A Belgian government crisis centre spokesman said the ship, a dredging vessel, sent an alarm signal around 4.30am Irish time and another one around 30 minutes later, when it was some 600km from the Somali coast and heading for the Seychelles.
There has been no contact with it since.
Reportedly the ‘silent’ alarm signal sent was not one that was used for technical problems.
The ship, the Pompei, belongs to the Jan de Nul Group.
The Belgian government was using diplomatic and military channels to find out what had happened and decide on further action.
Elsewhere, US cargo ship captain Richard Phillips has returned home to a hero's welcome after surviving capture by Somali pirates and a bloody rescue.
Capt Phillips touched down in Burlington, Vermont, aboard a corporate jet operated by his shipping company Maersk.
The 53-year-old bearded merchant sailor, hailed for giving himself up as a hostage to pirates in exchange for the safety of his crew and ship, beamed as he embraced his family.
In his first public comments since his ordeal, he praised the military's elite SEAL commandos for his rescue and insisted he wasn't the real hero.
‘I'm a seaman doing the best he can just like all of the other seamen out there, he said.
‘The first people I want to thank are the SEALs. They're the superheroes, they're the Titans they're the impossible men doing an impossible job, and they did the impossible with me’, he said.
Capt Phillips was then taken by police escort to his house in Underhill, Vermont.
A Maersk representative said it was not clear when Capt Phillips might go back to sea.
His return drew a line under the incident that began 8 April when Somali pirates swarmed the US-flagged Maersk Alabama, a merchant vessel delivering aid to Africa.
The Maersk Alabama saga captured the world's attention and put new focus on the problem posed by low-tech pirates to some of the world's most strategic shipping lanes.
The incident was highly unusual because the unarmed, all-American crew fought back and prevented the pirates from taking control of their vessel.
However, Capt Phillips was kept hostage while the rest of the crew was able to escape unharmed.
He and four pirates were then marooned in a lifeboat, shadowed all the time by US naval forces.
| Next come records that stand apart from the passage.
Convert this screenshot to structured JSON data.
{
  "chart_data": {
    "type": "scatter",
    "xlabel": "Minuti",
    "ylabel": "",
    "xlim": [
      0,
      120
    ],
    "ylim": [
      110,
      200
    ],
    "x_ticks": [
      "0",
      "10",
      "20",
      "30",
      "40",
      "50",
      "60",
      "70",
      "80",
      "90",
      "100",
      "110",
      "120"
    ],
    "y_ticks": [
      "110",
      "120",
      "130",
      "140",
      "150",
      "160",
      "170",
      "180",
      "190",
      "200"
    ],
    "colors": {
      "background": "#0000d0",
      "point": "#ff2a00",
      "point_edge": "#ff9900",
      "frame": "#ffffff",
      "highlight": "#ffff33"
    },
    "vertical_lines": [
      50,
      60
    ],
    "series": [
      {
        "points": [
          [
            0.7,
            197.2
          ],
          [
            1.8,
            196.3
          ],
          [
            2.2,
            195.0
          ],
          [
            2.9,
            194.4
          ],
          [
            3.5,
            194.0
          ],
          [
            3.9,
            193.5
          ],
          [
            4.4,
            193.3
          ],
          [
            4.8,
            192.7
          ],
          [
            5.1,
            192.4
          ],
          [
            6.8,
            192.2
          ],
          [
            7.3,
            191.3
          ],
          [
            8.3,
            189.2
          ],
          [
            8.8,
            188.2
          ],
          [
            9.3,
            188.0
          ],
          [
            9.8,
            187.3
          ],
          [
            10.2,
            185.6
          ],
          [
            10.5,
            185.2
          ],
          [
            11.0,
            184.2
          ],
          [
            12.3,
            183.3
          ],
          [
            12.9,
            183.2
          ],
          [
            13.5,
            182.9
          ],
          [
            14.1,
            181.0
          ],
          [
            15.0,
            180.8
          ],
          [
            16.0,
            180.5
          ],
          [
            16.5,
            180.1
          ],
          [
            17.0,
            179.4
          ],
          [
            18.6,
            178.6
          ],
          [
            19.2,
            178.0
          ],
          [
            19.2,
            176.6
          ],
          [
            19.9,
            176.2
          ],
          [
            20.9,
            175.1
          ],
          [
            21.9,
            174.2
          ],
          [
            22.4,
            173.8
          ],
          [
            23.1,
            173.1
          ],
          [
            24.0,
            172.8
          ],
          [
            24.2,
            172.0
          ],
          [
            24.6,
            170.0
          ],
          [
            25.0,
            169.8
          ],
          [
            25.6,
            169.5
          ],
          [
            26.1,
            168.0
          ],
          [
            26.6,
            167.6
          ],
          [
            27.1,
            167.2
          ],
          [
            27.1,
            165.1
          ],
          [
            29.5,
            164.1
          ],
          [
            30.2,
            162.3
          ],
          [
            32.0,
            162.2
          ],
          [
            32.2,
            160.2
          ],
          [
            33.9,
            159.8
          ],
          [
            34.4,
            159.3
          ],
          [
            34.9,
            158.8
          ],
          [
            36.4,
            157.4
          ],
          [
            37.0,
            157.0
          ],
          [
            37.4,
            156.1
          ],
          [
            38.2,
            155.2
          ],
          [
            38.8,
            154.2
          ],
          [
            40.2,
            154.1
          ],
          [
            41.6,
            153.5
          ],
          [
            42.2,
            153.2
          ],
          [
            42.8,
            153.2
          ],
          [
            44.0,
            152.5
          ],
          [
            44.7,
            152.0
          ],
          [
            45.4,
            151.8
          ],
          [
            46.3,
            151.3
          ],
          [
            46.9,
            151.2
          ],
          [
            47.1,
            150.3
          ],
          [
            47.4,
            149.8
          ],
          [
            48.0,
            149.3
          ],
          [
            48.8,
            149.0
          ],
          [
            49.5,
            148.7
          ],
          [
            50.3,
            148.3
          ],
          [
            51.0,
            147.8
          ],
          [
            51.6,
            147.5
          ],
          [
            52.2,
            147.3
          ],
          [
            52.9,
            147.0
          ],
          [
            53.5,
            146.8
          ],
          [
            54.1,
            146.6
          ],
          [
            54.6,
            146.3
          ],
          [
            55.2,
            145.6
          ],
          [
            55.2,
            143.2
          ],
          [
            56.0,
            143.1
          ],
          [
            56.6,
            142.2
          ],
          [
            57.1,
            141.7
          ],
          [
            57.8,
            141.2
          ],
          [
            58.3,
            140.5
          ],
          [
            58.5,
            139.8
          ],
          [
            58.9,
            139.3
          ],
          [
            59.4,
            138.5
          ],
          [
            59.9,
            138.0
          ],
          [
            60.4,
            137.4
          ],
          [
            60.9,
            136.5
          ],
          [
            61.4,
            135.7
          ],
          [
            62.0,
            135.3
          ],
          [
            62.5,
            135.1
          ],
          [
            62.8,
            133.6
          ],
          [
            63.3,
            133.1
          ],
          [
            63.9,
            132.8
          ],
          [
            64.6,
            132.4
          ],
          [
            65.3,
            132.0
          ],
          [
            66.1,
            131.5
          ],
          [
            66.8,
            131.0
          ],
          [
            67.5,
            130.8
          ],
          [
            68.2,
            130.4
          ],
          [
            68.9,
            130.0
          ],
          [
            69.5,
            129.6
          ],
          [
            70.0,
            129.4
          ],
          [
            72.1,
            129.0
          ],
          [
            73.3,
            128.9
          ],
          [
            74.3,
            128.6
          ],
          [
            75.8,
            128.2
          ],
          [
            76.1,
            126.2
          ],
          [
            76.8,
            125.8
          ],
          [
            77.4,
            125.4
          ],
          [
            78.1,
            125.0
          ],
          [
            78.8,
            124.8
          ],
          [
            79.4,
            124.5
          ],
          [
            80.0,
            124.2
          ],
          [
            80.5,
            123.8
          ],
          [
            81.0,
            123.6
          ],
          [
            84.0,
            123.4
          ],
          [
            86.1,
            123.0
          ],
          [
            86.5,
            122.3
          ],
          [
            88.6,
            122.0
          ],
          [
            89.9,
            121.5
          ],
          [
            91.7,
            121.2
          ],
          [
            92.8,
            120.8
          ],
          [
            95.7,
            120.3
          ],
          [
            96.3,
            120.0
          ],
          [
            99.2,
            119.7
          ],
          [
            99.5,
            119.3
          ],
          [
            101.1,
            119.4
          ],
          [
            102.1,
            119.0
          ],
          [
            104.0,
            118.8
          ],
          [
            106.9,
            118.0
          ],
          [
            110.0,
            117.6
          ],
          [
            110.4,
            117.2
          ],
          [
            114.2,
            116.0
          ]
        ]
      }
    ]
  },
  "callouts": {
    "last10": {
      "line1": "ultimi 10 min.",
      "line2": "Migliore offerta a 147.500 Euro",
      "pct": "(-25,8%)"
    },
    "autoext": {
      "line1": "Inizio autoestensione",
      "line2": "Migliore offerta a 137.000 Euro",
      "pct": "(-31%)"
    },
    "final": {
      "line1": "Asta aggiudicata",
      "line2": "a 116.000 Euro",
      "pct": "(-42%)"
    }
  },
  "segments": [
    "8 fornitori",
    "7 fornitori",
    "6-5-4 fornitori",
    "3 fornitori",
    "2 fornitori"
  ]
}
The captain attempted to escape but was caught. He was then rescued after snipers from the SEALs special forces shot dead three of the pirates at night.
The fourth pirate was already aboard the warship and was detained.
The 19 other crew arrived safely in Washington on Thursday.
They could have one final confrontation with their pirate foes, albeit in a courtroom, with reports that a surviving assailant may be sent to the US to stand trial.
In that case, the US sailors would almost certainly be called as witnesses.